The quantitative component of my PhD was to develop an algorithm, using mapping methods, that links presenteeism with health status and capability measures. A study by Connolly et al. recommend conducting qualitative interviews to provide some evidence of face/content validity to establish whether a quantitative link between two measures (or concepts) is feasible and potentially valid. The qualitative study I conducted was designed to understand the extent to which the EQ-5D-5L, SF6D and ICECAP-C were able to capture those aspects of rheumatic conditions that negatively impact presenteeism. The results suggested that all three measures were able to capture those important aspects of rheumatic conditions that affect presenteeism; however, the results indicated that the SF6D would most likely be the most appropriate measure. The results from the quantitative mapping study identified the SF6D as the most suitable outcome measure able to predict presenteeism in working populations with rheumatic conditions. The advantage of the qualitative results was that it provided some evidence that explained why the SF6D was the more suitable measure rather than relying on speculation.

Is it feasible to predict presenteeism using outcome measures within economic evaluation?

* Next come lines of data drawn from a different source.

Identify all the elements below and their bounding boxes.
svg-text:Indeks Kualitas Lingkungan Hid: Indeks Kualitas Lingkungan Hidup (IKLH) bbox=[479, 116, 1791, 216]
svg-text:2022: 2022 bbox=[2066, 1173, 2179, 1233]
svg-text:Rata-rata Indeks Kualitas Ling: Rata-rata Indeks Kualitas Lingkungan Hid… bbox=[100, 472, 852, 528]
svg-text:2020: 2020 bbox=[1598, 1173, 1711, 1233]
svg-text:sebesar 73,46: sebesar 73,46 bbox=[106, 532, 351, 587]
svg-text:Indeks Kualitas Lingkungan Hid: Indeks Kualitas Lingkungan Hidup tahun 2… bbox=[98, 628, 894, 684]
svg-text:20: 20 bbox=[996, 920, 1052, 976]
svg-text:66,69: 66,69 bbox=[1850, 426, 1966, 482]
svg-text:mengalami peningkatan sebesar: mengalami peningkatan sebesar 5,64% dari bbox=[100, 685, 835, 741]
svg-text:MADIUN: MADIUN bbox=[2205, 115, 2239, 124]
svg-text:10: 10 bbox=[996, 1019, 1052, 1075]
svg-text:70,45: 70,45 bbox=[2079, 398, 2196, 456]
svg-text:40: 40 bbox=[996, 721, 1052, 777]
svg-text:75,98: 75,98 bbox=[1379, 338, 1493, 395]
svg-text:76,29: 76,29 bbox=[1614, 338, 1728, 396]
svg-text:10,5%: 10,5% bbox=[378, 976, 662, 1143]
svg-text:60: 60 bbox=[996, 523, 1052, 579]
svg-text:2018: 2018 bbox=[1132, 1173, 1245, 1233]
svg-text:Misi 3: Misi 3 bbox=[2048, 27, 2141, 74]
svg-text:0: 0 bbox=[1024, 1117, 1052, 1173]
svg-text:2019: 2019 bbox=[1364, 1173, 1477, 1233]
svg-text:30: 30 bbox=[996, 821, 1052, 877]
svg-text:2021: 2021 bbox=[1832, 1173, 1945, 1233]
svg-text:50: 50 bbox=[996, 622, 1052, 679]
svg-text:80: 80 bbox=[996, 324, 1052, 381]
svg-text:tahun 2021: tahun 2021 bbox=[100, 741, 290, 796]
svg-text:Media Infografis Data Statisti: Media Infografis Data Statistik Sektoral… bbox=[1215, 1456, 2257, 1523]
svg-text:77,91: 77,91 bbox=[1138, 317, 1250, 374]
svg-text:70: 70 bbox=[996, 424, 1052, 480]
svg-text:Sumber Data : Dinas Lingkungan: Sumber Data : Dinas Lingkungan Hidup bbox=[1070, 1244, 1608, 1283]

I developed an algorithm that links presenteeism, measured using the Work Activity Productivity Impairment (WPAI) questionnaire, with health and capability. Health status was measured using the EQ-5D-5L and SF6D, and capability was measured using the ICECAP-A. The SF6D was identified as the most suitable measure to predict presenteeism in a population of employees with rheumatoid arthritis or ankylosing spondylitis. The results indicate that it is possible to predict presenteeism using generic outcome measures; however, the results have yet to be externally validated. The qualitative interviews provided evidence as to why the SF6D was the better predictor for presenteeism and the result gave rise to questions about the suitability of outcome measures given a specific population. The results indicate that it is potentially feasible to predict presenteeism using outcome measures.

What would be your key recommendation to a researcher hoping to capture the impact of an intervention on presenteeism?

Due to the lack of a ‘gold standard’ method for capturing the impact of presenteeism, I would recommend that the researcher reports and justifies their selection of the following:

  1. Provide a rationale that explains why presenteeism is an important factor that needs to be considered in the analysis.
  2. Explain how and why presenteeism will be captured and included in the analysis; as a cost, monetary benefit, or non-monetary benefit.
  3. Justify the methods used to measure and value presenteeism. It is important that the research clearly reports why specific tools, such as presenteeism surveys, have been selected for use.

Because there is no ‘gold standard’ method for measuring and valuing presenteeism and guidelines do not exist to inform the reporting of methods used to quantify presenteeism, it is important that the researcher reports and justifies their selection of methods used in their analysis.